In Miami Friday, Trump announced a reversal in his predecessor’s approach to Cuba that includes limiting American trade and travel.

“American has rejected the Cuban people's oppressors, they are rejected, officially today, rejected,"  Trump said in front of a crowd of Cuban-Americans.

Both of Connecticut’s Democratic senators expressed concern with the announcement from the president on U.S.-Cuba relations.

“Trump’s new policies break the campaign promises he made to boost American jobs and business,” Senator Chris Murphy said. “Connecticut businesses are eager to do more business with Cuba, but now our president has made that harder. More than 50 years of embargo and isolation failed to bring about any meaningful change in Cuba or help the Cuban people. Rather than doubling down on the failed policies of the past, President Trump should build on the new course that President Obama set and recognize that diplomacy and people-to-people ties are the best way to bring democracy and prosperity to the people of Cuba.”

Senator Richard Blumenthal said he wants to see how the policy change plays out, but said he hoped Cuban human rights and relations with the U.S. could improve through more “trade, visits and contacts.”

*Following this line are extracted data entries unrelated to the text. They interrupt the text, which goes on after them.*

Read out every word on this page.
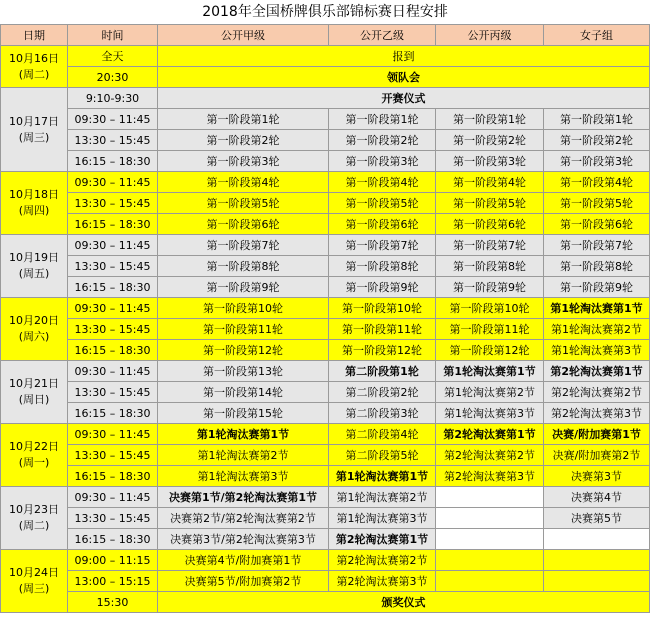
2018年全国桥牌俱乐部锦标赛日程安排					
日期	时间	公开甲级	公开乙级	公开丙级	女子组

10月16日
(周二)	全天	报到			
	20:30	领队会			

10月17日
(周三)	9:10-9:30	开赛仪式			
	09:30 – 11:45	第一阶段第1轮	第一阶段第1轮	第一阶段第1轮	第一阶段第1轮
	13:30 – 15:45	第一阶段第2轮	第一阶段第2轮	第一阶段第2轮	第一阶段第2轮
	16:15 – 18:30	第一阶段第3轮	第一阶段第3轮	第一阶段第3轮	第一阶段第3轮

10月18日
(周四)	09:30 – 11:45	第一阶段第4轮	第一阶段第4轮	第一阶段第4轮	第一阶段第4轮
	13:30 – 15:45	第一阶段第5轮	第一阶段第5轮	第一阶段第5轮	第一阶段第5轮
	16:15 – 18:30	第一阶段第6轮	第一阶段第6轮	第一阶段第6轮	第一阶段第6轮

10月19日
(周五)	09:30 – 11:45	第一阶段第7轮	第一阶段第7轮	第一阶段第7轮	第一阶段第7轮
	13:30 – 15:45	第一阶段第8轮	第一阶段第8轮	第一阶段第8轮	第一阶段第8轮
	16:15 – 18:30	第一阶段第9轮	第一阶段第9轮	第一阶段第9轮	第一阶段第9轮

10月20日
(周六)	09:30 – 11:45	第一阶段第10轮	第一阶段第10轮	第一阶段第10轮	第1轮淘汰赛第1节
	13:30 – 15:45	第一阶段第11轮	第一阶段第11轮	第一阶段第11轮	第1轮淘汰赛第2节
	16:15 – 18:30	第一阶段第12轮	第一阶段第12轮	第一阶段第12轮	第1轮淘汰赛第3节

10月21日
(周日)	09:30 – 11:45	第一阶段第13轮	第二阶段第1轮	第1轮淘汰赛第1节	第2轮淘汰赛第1节
	13:30 – 15:45	第一阶段第14轮	第二阶段第2轮	第1轮淘汰赛第2节	第2轮淘汰赛第2节
	16:15 – 18:30	第一阶段第15轮	第二阶段第3轮	第1轮淘汰赛第3节	第2轮淘汰赛第3节

10月22日
(周一)	09:30 – 11:45	第1轮淘汰赛第1节	第二阶段第4轮	第2轮淘汰赛第1节	决赛/附加赛第1节
	13:30 – 15:45	第1轮淘汰赛第2节	第二阶段第5轮	第2轮淘汰赛第2节	决赛/附加赛第2节
	16:15 – 18:30	第1轮淘汰赛第3节	第1轮淘汰赛第1节	第2轮淘汰赛第3节	决赛第3节

10月23日
(周二)	09:30 – 11:45	决赛第1节/第2轮淘汰赛第1节	第1轮淘汰赛第2节		决赛第4节
	13:30 – 15:45	决赛第2节/第2轮淘汰赛第2节	第1轮淘汰赛第3节		决赛第5节
	16:15 – 18:30	决赛第3节/第2轮淘汰赛第3节	第2轮淘汰赛第1节		

10月24日
(周三)	09:00 – 11:15	决赛第4节/附加赛第1节	第2轮淘汰赛第2节		
	13:00 – 15:15	决赛第5节/附加赛第2节	第2轮淘汰赛第3节		
	15:30	颁奖仪式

According to Eire, the past two years of U.S. engagement and increased American travel has not made life better for Cubans because the money flowing in ends up in the pockets of the military that runs the country.

“The Obama normalization circus as I like to call it is a little blip that didn’t make any difference so to speak,” Eire told NBC Connecticut. “This reversal remains to be seen what happens.”